There was much else happening in the country then, but I will focus on slavery, emancipation, reconstruction, “redemption,” and the imposition of Jim Crow laws in the South. I will pay attention to the competing voices, white and black, and to different historical interpretations.

I have collected about 40 books on these subjects, some of which I’ve read. There’s a lot to do, but it’s the sort of disciplined work that appeals to me. After I ran my first marathon, I became a coach for other runners — not elite runners, to be sure, yet working with them got me out of bed on many a Saturday morning.

At some point I plan to write a column about a few of the best books I’ve read. For now, I’ll just mention a few.Battle Cry of Freedom” is the best book on the pre-war and wartime history of the Civil War. A new book, Kate Masur’s “Until Justice Be Done” is particularly good in describing the conditions affecting free black people before the Civil War. Albert Raboteau’s “Slave Religion” deals with the development of Christianity among the enslaved. Finally, Eugene Genovese’s “Roll, Jordan, Roll,” is the best single-volume work on the realities of slavery and the ways the enslaved pushed back against the enslavers’ romanticized self-perception to carve out a small space of dignity and self-efficacy.

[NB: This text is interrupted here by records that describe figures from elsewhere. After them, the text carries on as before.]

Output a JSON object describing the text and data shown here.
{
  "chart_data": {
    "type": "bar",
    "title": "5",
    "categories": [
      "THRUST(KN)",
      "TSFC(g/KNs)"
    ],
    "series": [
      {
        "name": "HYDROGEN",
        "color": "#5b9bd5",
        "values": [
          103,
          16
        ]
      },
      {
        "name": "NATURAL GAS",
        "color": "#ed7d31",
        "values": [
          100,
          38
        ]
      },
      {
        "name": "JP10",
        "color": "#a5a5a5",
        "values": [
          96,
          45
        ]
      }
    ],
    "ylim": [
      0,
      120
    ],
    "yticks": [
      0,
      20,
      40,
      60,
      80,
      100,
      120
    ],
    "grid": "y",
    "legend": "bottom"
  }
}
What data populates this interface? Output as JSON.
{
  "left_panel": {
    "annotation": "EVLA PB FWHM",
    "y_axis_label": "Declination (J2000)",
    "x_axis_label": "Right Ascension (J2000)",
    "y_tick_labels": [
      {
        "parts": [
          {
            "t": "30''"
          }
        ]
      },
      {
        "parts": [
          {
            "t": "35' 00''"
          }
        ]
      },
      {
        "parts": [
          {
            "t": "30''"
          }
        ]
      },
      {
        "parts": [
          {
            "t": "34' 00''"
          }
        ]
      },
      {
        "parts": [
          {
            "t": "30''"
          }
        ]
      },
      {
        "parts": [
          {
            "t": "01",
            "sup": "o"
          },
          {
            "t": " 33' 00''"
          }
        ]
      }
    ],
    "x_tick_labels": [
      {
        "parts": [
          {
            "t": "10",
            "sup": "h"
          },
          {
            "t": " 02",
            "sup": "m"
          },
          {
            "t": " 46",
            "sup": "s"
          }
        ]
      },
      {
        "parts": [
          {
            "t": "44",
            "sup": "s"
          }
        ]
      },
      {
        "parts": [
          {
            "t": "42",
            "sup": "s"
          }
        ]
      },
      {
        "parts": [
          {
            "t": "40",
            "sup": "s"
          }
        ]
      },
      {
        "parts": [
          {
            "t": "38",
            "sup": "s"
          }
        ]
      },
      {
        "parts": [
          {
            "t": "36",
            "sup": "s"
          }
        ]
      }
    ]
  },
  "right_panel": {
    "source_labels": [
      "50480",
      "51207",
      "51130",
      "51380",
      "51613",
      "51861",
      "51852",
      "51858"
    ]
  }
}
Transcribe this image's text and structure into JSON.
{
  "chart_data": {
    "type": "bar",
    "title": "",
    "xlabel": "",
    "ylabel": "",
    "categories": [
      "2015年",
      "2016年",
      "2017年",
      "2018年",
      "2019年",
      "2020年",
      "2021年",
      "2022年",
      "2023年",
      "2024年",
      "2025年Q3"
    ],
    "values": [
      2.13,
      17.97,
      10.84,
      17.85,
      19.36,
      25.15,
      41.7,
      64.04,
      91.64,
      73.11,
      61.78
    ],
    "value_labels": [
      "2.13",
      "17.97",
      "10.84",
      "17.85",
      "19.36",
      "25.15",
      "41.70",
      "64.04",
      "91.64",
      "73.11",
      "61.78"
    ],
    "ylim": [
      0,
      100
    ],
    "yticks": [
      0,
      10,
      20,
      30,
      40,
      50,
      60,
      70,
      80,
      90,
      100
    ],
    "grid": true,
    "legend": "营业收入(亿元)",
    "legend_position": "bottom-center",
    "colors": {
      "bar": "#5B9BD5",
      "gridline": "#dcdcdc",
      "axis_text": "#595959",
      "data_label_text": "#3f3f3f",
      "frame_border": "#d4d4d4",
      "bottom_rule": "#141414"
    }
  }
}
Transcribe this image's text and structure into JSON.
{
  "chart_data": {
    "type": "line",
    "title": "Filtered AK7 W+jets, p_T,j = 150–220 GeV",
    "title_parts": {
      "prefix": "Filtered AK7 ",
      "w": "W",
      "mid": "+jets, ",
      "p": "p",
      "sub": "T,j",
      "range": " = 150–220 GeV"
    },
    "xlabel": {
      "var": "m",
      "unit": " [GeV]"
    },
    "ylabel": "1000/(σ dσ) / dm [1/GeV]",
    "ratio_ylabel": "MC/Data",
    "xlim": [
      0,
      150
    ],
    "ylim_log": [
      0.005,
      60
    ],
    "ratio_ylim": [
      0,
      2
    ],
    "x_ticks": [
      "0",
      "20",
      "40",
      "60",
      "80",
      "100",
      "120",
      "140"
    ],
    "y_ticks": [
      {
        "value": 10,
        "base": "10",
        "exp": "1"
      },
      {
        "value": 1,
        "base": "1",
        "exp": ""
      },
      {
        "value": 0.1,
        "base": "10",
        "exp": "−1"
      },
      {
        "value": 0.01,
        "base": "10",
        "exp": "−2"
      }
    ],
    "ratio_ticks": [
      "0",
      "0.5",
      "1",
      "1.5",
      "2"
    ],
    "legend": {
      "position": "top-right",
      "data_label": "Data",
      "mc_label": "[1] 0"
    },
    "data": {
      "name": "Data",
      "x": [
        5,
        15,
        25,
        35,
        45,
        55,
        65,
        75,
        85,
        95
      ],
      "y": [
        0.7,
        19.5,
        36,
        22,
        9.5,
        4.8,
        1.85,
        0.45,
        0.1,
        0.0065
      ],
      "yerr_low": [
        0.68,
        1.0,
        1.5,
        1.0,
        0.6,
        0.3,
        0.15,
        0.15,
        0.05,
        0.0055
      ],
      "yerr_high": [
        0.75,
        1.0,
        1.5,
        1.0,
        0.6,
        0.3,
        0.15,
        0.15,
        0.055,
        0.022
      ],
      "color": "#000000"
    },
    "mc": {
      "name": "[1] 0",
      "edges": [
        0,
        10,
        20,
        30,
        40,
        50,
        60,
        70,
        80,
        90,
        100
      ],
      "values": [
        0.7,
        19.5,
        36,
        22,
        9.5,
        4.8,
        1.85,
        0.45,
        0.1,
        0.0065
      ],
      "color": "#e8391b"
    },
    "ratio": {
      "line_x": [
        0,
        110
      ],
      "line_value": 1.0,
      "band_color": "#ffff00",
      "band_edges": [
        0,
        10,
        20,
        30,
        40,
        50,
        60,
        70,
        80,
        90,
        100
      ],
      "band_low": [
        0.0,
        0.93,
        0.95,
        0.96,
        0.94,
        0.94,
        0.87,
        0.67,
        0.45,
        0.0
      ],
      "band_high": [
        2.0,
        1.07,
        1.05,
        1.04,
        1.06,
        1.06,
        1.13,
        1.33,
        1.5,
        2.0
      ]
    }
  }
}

I also plan to include black writers of the time, like Frederick Douglass, Booker T. Washington, and W.E.B. Du Bois.

I could go on. The point, though, is not to mention some good books, but to step back and look at our nation’s history in a time when polarization sometimes — though not always — includes racial identity and politics.

As someone who values history, I urge people to read it, especially to read things with which they disagree. At a minimum, they will sharpen their own arguments, and perhaps they will, though perhaps not changing their minds, broaden their perspectives.

Anybody who has been paying attention knows that there has been an intellectual struggle between academic critical race theory and its opponents, particularly those in Republican politics, who use legislation to combat their ideological foes. I could go on about that, too, but instead of fighting the culture wars, I want to look at what history is worth anyway.

Why do we even bother with history? Henry Ford once said “History is bunk.” Well, he knew how to make cars, but he was a short-sighted man. I’ve said many times that you can’t know where you are until you know how you got there.

Many of us are too quick to judge, too easily offended, too readily going on the offense against people we regard as enemies. We often project the worst on others and brush off opportunities to criticize ourselves.

History, rightly regarded, can help. If you are really reading history, you try to listen to the voices of people in the past, and you try to imagine how their words fit into their own times, how they were influenced by concerns and situations we do not face today, as well as how they were responding to perennial problems.

Ultimately, if history is to be valuable, it has to give us insight into how we came to be, how our predecessors did things wrong, or right, and to understand why they did what they did, based on their knowledge and constraints in their own times. One would hope that would lead to some humility.

Instead, many people want to use history to support prior beliefs and commitments, to justify themselves and their ideas on where we should go from here. They want passion and certainty — and sometimes they want to use history as a weapon against people who don’t think the way they do. They see the lack of self-criticism in others without finding the same in themselves.

People who pursue their self-interest without considering others are selfish and small people. But we all pursue our self-interest, our own fulfillment in life. What’s the difference? I think it’s in the capacity of our mental and moral understandings. We listen or read others without responding immediately.

While there is a place for indoctrination of small children (and thus the intensity over its content nowadays), my adult learners are far past that stage. I plan to offer them many perspectives and leave it to them what they take from it.

Those who will attend my course will pay only thirty dollars for it. I hope they get at least their money’s worth.